I am no expert at genetic genealogy.  If you are interested, I would suggest going to one of the websites of one of the companies I mentioned above or better yet, The Genetic Genealogist.  Having tested my DNA, I have been underwhelmed thus far with the results.  It is expensive and overly technical, especially for the novice.  Moreover, the cheaper tests tell you almost nothing, which means to get any kind of definitive information you have to keep spending.  In fairness though, genetic genealogy is a relatively new frontier bound to be full of fits and starts.  As it gets more popular, as more people get tested, and as more companies get involved, I imagine that there will be more benefit.

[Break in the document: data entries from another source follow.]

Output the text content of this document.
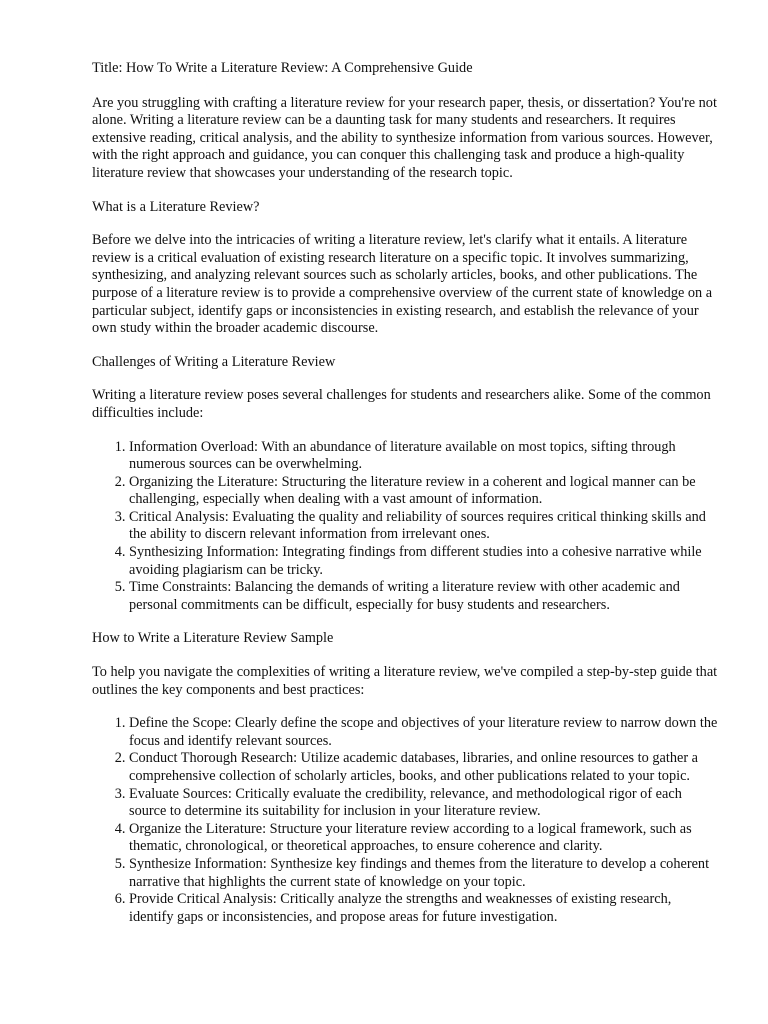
Title: How To Write a Literature Review: A Comprehensive Guide

Are you struggling with crafting a literature review for your research paper, thesis, or dissertation? You're not alone. Writing a literature review can be a daunting task for many students and researchers. It requires extensive reading, critical analysis, and the ability to synthesize information from various sources. However, with the right approach and guidance, you can conquer this challenging task and produce a high-quality literature review that showcases your understanding of the research topic.

What is a Literature Review?

Before we delve into the intricacies of writing a literature review, let's clarify what it entails. A literature review is a critical evaluation of existing research literature on a specific topic. It involves summarizing, synthesizing, and analyzing relevant sources such as scholarly articles, books, and other publications. The purpose of a literature review is to provide a comprehensive overview of the current state of knowledge on a particular subject, identify gaps or inconsistencies in existing research, and establish the relevance of your own study within the broader academic discourse.

Challenges of Writing a Literature Review

Writing a literature review poses several challenges for students and researchers alike. Some of the common difficulties include:

1. Information Overload: With an abundance of literature available on most topics, sifting through numerous sources can be overwhelming.
2. Organizing the Literature: Structuring the literature review in a coherent and logical manner can be challenging, especially when dealing with a vast amount of information.
3. Critical Analysis: Evaluating the quality and reliability of sources requires critical thinking skills and the ability to discern relevant information from irrelevant ones.
4. Synthesizing Information: Integrating findings from different studies into a cohesive narrative while avoiding plagiarism can be tricky.
5. Time Constraints: Balancing the demands of writing a literature review with other academic and personal commitments can be difficult, especially for busy students and researchers.

How to Write a Literature Review Sample

To help you navigate the complexities of writing a literature review, we've compiled a step-by-step guide that outlines the key components and best practices:

1. Define the Scope: Clearly define the scope and objectives of your literature review to narrow down the focus and identify relevant sources.
2. Conduct Thorough Research: Utilize academic databases, libraries, and online resources to gather a comprehensive collection of scholarly articles, books, and other publications related to your topic.
3. Evaluate Sources: Critically evaluate the credibility, relevance, and methodological rigor of each source to determine its suitability for inclusion in your literature review.
4. Organize the Literature: Structure your literature review according to a logical framework, such as thematic, chronological, or theoretical approaches, to ensure coherence and clarity.
5. Synthesize Information: Synthesize key findings and themes from the literature to develop a coherent narrative that highlights the current state of knowledge on your topic.
6. Provide Critical Analysis: Critically analyze the strengths and weaknesses of existing research, identify gaps or inconsistencies, and propose areas for future investigation.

I bring this up because the show, despite the massive product placement, was actually very skimpy on the details of the testing.  If you are interested in the specifics of how Underwood was tested, start your search here.  It appears that Underwood used Ancestry’s new autosomal DNA test (autosomes are chromosomes that do not determine gender), which Ancestry has not yet released.  Given that Underwood tested himself rather than his father, it is odd that he used an autosomal test; unlike the Y-Chromosome which is inherited only through the father’s direct male line, autosomal DNA is inherited from both parents.  In other words, how did Ancestry distinguish Underwood’s mother’s DNA from his father’s?  Moreover, I was under the impression that beyond 3rd cousins or so it is very difficult to determine relationships using autosomal DNA testing.  Perhaps Ancestry has perfected its testing above what other companies can do, but I got the sense that much vital information was left out for the sake of a sales pitch and a happy ending.  Caveat emptor.

I love Who Do You Think You Are, and the past two weeks have been really strong episodes.  However, this season, and tonight’s episode in particular, have really underscored the reality that we are actually watching a 45-minute advertisement.  As such, harsh truths are smoothed over.  People are not always good, even if they are our ancestors.  DNA tests alone do not establish that a certain city thousands of miles away is home.  Who Do You Think You Are wildly succeeds as intelligent, feel-good television but as good history it leaves much to be desired.  History is often ambiguous, and I wished Ancestry and NBC trusted the show’s audience enough to let them confront that ambiguity.